Questo romanzo “non Maigret” (L’uomo che guardava passare i treni) di Georges Simenon si presenta come un’evocazione dell’infazia registrata meccanicamente più che una consapevole narrazione di eventi. Fin da piccolo Louis Cuchas parla di rado e si nasconde tra le ombre del suo mondo accogliente composto da una grande stufa, buchi nelle lenzuola e un’unica grande porta che si apre sullo stanzone e che lo fa sentire protetto e al sicuro. Il circolo magico in cui si dipana la sua vita è rue Mouffetard, scorcio di una Parigi d’inizio Novecento luminosa e vivace, povera e invivibile. Il minore della famiglia passa in rassegna minuziosamente i fratelli più grandi: Joseph, detto Vladimir per le supposte origini russe del padre, cupo e scontroso, destinato ad intraprendere affari loschi; Alice, vittima delle pretese del più grande; i gemelli, inseparabili e selvatici, detti “rossi malpelo”; la neonata Emilie ed infine la madre Gabrielle, venditrice ambulante di ortaggi che non sta stare senza un uomo nel letto. Le scene scabrose a cui Louis è sottoposto durante la sua infanzia non lo turbano o sconvolgono, egli manterrà il suo candore anche di fronte agli sconvolgimenti della guerra. L’angioletto o Petit Saint, come vuole il titolo originale, è il soprannome che gli viene affibbiato nel pieno dell’infanzia, quando i compagni non mancano di schernirlo e tormentarlo per la sua natura docile. Indifferente, contempla gli altri agitarsi. Immobile incassa ogni colpo.

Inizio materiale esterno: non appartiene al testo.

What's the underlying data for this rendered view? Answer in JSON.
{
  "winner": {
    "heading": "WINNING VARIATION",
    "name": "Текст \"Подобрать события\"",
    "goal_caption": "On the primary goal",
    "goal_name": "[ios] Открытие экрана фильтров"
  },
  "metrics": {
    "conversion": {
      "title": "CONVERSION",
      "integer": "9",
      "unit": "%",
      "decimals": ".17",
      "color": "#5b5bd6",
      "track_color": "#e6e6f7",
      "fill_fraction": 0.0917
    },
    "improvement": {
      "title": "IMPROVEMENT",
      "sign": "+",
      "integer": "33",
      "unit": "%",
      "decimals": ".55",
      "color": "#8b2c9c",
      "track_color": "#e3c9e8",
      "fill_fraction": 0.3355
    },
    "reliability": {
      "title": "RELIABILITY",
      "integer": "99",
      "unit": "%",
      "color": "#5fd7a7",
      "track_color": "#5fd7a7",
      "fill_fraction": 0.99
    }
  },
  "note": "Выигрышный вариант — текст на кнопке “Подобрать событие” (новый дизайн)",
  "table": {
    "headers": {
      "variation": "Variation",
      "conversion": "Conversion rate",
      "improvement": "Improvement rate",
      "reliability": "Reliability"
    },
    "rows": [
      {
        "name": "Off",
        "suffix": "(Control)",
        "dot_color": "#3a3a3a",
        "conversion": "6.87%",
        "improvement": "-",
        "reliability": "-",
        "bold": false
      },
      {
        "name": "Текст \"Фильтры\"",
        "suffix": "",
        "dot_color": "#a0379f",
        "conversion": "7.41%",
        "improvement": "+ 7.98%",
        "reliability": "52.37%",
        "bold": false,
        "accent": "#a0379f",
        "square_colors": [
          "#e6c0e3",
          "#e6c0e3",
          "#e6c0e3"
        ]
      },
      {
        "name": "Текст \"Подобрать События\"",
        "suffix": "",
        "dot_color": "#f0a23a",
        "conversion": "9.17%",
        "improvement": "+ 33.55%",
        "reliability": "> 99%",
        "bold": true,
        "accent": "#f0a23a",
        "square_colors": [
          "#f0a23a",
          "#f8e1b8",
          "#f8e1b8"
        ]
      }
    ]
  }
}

Scrive Simenon di quest’opera:
Per la prima volta in vita mia sono riuscito a scrivere un romanzo il cui protagonista è assolutamente sereno, a diretto contatto con la natura e con ciò che lo circonda.
È proprio la serenità e l’ottimismo più sincero che abbracciano questa storia, declinata in una sorta d’indifferenza per le vicende del mondo e della famiglia. Anche di fronte alle disgrazie Louis non perde la sua aria trasognata, intento com’è ad osservare gli altri con distacco. I suoi parenti si affannano, si cacciano nei guai, si ammalano, si intristiscono e gioiscono. Il suo raggio di analisi del mondo si amplia quando inizia ad accompagnare la madre a les Halles nelle tarde nottate parigine. È da quel momento che coglie il vortice di nomi e persone intorno a lui, la consistenza e l’odore delle verdure accatastate sui banchi, il girovagare dei commercianti e dei clienti, il brusio sommesso della notte che diventa cicaleccio mattutino. Frequentando l’ambiente, Louis trova lavoro presso il deposito di Samuel e la sua occupazione diventa quella di scorrazzare per la città addormentata recapitando messaggi e note d’acquisto.
Un vero e proprio guizzo vitale gli brilla sul volto solo quando desidera intensamente qualcosa per la prima volta: dipingere. Dal cartolaio Suard (che diventerà poi gallerista e commerciante delle sue opere) scopre un mondo di tubetti e tinte brillanti, tutto ad un tratto desiderabili più d’ogni altra cosa al mondo.
Louis non osava crederci eppure ormai viveva solo per questo, come se gli anni trascorsi fossero stati solo un tirocinio segreto.
Si dedicherà totalmente alla pittura solo dopo aver incontrato un ex amante della madre, lo scultore ceco Pliska, sistemato in una grande mansarda circondato dalle sue opere. Presto Louis si trasferirà in rue de l’Abbé de l’Épée in una stanza simile, con una grande finestra a vetrata sulla città. La sua Arte non nasce da una pretesa intellettuale sul mondo, ma da un contatto diretto con la realtà ch’egli reputa pura e che con colori puri vuole rappresentare.
L’angioletto racconta la genesi imprevedibile di un grande artista che muoveva, fin da giovanissimo, il suo corpo minuto tra le le vie di Parigi collezionando immagini su immagini, il grande repertorio di una vita intera. Il suo sguardo smaliziato si posava su ogni cosa:
Non si burlava di loro, non li trovava ridicoli. In tutta la sua vita non aveva trovato niente di ridicolo e niente che non meritasse di essere guardato con interesse.